Страшный вой этот до сих пор звучит в моих ушах».
И наконец, Петербург, в который добирались из Тверской губернии очень и очень долго, ведь реки начиная с весны и до осени приходилось преодолевать на плотах. Мостов практически не было, разве что через неширокие речки.
Запомнилась Леоновой забота об их семье помещика Ивкова, которая определила в дальнейшем её судьбу:
«…Жизнь родителей моих была горька; из положения этого выйти не было никакой возможности… Однажды заехал к нам Ивков и завел между прочим следующий разговор: “Я все думаю о вас, Михаил Леонтьевич, о вашей семье. Что же вы будете здесь делать с вашими детьми? Вы имеете звание, значит, вам нужно детей ваших воспитать, а здесь они могут совершенно пропасть”. Отец отвечал, что и сам томится мыслью об этом, но не знает решительно, как выехать, что нужно для этого сделать, что у него нет никаких средств. Ивков взялся сам за это и настоял, чтобы мы, не теряя времени, отправлялись, пока есть санный путь до одной деревни, где должны прожить до весны и ждать отхода его плотов. “На плотах, – говорил он, – устроят вам место, и вы спокойно доедете”. А план был такой: из Осташковского уезда попасть в Тверь, а потом проселочными дорогами ехать в Петербург. Недолго думая, собрались мы в деревню, которая назначалась нашим пунктом ожидания».

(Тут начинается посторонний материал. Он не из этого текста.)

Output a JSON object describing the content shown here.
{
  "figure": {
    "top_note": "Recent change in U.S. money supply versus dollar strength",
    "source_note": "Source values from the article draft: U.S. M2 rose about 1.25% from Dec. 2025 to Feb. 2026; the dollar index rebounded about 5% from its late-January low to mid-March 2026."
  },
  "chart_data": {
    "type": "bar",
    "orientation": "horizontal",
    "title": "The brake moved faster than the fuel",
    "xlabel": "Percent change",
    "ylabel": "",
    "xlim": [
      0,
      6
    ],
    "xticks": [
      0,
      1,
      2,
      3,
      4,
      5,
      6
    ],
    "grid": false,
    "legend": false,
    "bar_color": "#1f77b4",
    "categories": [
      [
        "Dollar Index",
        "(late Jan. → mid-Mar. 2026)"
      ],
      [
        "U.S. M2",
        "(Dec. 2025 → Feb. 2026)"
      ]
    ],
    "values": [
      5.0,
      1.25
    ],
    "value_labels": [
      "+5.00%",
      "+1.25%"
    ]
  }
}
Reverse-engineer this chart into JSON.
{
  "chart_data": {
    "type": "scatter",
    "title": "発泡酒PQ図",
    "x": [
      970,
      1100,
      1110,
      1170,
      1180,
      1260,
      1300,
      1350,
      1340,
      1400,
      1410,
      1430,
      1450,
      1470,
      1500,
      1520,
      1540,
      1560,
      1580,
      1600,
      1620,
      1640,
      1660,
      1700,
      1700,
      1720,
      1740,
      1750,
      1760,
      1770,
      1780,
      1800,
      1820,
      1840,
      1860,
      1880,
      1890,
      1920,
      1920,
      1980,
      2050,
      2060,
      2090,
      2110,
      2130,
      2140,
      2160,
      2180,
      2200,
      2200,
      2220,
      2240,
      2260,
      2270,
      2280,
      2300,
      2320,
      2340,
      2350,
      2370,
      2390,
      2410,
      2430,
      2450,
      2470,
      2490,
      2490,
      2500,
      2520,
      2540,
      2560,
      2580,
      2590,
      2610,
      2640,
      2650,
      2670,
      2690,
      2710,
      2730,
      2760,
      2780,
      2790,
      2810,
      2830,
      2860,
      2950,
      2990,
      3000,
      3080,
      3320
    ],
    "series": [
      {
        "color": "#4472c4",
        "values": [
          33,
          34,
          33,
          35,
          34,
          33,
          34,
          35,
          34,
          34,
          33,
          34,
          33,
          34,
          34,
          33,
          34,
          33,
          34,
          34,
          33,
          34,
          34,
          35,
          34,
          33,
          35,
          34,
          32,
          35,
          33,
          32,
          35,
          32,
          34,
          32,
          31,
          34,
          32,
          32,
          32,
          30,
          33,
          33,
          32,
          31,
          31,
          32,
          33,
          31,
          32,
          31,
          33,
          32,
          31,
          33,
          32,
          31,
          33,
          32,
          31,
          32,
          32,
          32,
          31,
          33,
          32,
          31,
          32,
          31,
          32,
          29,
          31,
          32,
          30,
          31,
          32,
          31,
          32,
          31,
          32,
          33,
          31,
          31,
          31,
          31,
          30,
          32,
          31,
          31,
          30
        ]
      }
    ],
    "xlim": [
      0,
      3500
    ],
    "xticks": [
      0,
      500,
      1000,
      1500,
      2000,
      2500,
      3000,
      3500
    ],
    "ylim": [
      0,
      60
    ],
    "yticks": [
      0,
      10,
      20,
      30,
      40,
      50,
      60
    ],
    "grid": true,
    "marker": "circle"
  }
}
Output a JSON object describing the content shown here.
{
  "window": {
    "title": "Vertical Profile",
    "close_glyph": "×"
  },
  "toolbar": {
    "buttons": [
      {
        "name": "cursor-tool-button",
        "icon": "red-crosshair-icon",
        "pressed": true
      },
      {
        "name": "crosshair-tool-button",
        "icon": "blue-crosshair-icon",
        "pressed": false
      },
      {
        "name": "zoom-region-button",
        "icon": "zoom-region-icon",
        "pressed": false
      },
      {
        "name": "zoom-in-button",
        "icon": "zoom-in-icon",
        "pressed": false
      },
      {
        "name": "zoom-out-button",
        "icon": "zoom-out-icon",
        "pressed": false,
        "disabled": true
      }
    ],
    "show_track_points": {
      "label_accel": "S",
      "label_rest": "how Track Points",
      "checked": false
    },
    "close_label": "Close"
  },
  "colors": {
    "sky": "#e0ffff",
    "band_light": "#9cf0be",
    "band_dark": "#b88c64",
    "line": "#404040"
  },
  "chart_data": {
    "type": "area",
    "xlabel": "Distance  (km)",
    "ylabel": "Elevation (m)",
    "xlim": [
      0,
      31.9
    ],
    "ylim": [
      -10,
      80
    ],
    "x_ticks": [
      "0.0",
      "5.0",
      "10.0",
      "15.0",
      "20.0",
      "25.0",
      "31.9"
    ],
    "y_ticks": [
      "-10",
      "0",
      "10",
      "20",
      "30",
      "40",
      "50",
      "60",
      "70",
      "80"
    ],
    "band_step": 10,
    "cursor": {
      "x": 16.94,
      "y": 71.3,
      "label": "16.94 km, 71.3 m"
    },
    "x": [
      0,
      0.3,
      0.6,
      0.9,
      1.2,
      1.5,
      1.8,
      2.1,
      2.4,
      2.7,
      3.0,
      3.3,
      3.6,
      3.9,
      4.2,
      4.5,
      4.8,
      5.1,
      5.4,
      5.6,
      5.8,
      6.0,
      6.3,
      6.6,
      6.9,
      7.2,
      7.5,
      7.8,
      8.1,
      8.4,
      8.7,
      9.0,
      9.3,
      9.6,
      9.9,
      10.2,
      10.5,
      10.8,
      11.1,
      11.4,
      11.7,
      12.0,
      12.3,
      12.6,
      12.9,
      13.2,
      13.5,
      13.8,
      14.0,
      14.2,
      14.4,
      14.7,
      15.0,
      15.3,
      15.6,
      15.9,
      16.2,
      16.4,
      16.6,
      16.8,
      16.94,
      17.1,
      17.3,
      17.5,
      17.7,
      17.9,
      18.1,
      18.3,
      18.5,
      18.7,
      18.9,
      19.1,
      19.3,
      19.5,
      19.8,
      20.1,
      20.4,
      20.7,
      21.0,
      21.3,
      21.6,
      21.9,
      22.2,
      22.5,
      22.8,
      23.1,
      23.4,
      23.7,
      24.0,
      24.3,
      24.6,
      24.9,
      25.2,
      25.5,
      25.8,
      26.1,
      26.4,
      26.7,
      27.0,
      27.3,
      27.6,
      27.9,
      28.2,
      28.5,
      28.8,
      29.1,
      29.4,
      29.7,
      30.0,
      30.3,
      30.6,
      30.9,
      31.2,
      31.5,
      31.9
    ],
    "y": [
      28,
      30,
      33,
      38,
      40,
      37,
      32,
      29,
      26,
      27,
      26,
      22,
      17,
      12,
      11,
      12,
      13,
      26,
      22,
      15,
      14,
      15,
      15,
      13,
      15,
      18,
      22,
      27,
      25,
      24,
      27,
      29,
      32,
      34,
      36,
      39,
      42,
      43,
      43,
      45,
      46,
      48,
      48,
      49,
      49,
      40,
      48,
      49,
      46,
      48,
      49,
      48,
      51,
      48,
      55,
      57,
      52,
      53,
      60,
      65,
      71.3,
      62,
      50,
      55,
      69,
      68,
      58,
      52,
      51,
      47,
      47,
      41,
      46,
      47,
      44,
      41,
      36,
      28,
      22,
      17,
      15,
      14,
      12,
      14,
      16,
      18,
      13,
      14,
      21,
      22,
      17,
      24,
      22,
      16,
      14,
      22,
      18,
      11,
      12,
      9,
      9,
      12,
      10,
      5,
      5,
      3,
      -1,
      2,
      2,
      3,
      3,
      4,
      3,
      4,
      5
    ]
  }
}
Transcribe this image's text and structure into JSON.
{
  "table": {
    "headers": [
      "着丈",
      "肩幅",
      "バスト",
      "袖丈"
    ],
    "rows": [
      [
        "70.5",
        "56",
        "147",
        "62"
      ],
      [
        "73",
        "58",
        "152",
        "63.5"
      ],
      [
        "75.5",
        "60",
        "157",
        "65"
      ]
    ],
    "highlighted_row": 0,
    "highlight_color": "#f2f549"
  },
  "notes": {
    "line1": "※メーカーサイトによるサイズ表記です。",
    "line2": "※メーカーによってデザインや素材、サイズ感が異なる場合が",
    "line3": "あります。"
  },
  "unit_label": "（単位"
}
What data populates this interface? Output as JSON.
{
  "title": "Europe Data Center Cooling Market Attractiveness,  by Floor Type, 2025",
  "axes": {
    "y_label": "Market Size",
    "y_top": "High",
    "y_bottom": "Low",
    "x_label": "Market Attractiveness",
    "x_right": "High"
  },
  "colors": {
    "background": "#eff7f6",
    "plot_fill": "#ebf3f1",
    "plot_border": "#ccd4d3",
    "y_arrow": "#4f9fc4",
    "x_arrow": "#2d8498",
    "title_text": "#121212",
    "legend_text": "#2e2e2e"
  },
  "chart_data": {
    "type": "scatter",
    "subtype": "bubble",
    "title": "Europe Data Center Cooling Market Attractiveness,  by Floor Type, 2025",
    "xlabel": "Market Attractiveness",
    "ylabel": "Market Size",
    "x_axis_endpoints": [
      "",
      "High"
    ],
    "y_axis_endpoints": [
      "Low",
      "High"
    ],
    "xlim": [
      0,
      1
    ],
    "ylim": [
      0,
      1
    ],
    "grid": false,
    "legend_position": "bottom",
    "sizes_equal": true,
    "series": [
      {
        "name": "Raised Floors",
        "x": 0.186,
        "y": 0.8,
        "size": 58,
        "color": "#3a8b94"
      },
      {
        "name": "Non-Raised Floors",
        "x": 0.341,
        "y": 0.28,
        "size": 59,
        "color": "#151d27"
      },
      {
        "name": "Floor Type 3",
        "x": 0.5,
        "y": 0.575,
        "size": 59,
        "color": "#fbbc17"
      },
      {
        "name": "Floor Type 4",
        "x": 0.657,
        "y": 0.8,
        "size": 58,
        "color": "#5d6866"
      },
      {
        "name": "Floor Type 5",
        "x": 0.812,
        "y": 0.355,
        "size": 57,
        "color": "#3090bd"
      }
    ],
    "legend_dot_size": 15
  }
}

Путь был нелёгок. В ту пору передвижение по России летом, как ни казалось бы это странным, было гораздо сложнее, нежели зимой. Причина?! Обилие рек, речушек, ручейков. Конечно, на трактах уже мосты были оборудованы, но до трактов ещё добраться надо. А потом добирались до того пункта, с которого можно было уже по оборудованному тракту ехать в Петербург, на плотах помещика Ивкова. Хорошо запомнилось это путешествие маленькой Дарье. Плывут по реке плоты, а на них и те, кто правит ими, работая шестами, и немногие пассажиры. А если даже соберётся небольшая компания, как без песен. Дарья слушала великолепные, протяжные русские песни, да и сама подпевала. Очень многие знала наизусть.
Путь долог. Не то, что теперь. Но всё когда-то оканчивается – и хорошее, и плохое, и трудное, и лёгкое.
В Петербурге у семьи Дарьи Леоновой
было много проблем, и главная – отсутствие средств существования. Даже любимую лошадку, которая привезла их в столицу, пришлось продать. Жили в столице, затем в Новгороде, затем снова в столице. И вдруг всё решил случай. Дарья Леонова рассказала в «Воспоминаниях…»:«Первые шаги мои в музыкальный мир сделаны были благодаря знакомству с одной умной и образованной… писательницей, уже немолодой. Звали её Агафья Тихоновна. Мне было тогда уже четырнадцать лет. Жили мы в это время на Петербургской стороне, в местности, где теперь парк, против крепости, а тогда здесь была просто площадь. Здесь-то началась завязка моей артистической карьеры.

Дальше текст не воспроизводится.